Hello, and welcome,
your request sounds like very unusual one: you want to allow File Transfer Protocol but you want to prohibit file transfer with it. That is quite easy: disallow File transfer protocol in the first place.
If you are still trying to do what you asked above, this will be hard, because nobody planned to do that (allow FTP but block file transfers with it) so such context aren't necessarily included/exposed in the custom signature engine.

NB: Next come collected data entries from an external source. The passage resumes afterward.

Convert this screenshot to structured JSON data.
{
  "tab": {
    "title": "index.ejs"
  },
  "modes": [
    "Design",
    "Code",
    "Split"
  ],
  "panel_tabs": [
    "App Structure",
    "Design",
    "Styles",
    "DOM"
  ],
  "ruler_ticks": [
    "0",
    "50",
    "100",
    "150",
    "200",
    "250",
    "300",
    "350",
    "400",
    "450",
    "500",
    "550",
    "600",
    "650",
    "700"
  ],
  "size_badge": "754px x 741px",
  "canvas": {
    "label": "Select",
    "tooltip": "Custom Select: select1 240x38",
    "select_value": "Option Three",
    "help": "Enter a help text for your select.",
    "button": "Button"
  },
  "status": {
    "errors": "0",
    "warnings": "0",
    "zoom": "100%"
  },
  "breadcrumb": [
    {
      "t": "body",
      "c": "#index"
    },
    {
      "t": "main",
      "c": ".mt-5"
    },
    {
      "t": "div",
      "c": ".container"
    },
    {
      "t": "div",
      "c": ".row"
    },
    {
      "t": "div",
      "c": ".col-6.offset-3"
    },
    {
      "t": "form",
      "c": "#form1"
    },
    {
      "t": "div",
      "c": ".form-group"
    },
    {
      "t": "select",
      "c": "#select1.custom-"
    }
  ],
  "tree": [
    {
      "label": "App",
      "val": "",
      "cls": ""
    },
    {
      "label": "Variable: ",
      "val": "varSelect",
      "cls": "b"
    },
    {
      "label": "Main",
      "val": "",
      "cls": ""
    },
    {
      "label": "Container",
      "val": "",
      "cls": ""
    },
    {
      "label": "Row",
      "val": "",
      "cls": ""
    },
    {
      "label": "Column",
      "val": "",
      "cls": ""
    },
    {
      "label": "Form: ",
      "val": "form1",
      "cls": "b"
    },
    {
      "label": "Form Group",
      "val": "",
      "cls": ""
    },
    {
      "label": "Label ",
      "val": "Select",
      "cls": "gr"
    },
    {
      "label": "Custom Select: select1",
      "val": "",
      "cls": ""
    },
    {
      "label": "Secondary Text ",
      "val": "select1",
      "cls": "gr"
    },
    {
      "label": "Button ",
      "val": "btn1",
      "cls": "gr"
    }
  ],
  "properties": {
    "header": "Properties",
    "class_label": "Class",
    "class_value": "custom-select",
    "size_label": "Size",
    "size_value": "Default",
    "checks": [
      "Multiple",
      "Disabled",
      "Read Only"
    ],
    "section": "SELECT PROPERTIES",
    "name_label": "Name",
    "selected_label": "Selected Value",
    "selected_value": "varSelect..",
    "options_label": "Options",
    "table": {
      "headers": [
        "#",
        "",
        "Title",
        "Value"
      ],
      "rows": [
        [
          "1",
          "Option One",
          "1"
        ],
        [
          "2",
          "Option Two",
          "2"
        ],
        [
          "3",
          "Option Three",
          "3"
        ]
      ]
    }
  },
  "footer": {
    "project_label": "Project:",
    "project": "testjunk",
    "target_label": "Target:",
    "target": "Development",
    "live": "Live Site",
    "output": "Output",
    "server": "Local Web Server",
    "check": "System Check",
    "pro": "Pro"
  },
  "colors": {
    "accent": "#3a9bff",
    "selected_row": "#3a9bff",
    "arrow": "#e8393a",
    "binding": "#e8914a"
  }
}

There is a few hacks you could try to do, to achieve the same, nevertheless. Hacks are weird because use case is weird, I guess, but: - to block such requests as PUT or GET, you need custom signatures. Custom signatures for FTP context work by either looking at the context (byte pattern) or checking the length of the request (byte size). - it is very hard to use custom pattern as those require at least 7 consecutive hard-coded bytes to catch on; what you COULD do is: 1. prepend all your files in said FTP server with fixed 3-character patterns, let's say you prepend them with three consecutive underscores, so "file.exe" becomes "___file.exe", 2. create blocking signatures for "GET ___" and "PUT ___" which will give you 7 consecutive characters (3 for text, 1 for space, 3 for underscores prepending all file names) 2a. alternatively, you could see if commands that you wish to allow contain 7 bytes or more; than you could create custom signatures for what you ALLOW instead of renaming all files in order to block. however, most of the FTP commands are 3-4 characters so it will still be hard to find 7 matching consecutive characters. maybe your use case allows for this approach.
- as you can tell, that's an ugly hack as it requires control over the files that are sitting in the server. sounds impractical. another approach would be byte size. this is tricky, because it could work possibly only by: 1. taking a pcap of the FTP session where you would execute some allowed commands; 2. allowing only a specific byte-length of the requests (that you observed above when you executed allowed requests). this approach might work and would probably block most of the put/get requests, unless request weirdly matches exact length size allowed earlier
Another and proper approach, from the point of view of system administration, would be to simply disallow particular users/user group those commands on the FTP server itself, and leave firewall out of it. that would be recommended and proper approach in the real world.
Hope that this conversation humored you and that you'll still go with blocking whole FTP or blocking those users on FTP server itself, rather than trying to achieve very opposing goals at the same time (allow FTP but block file transfers).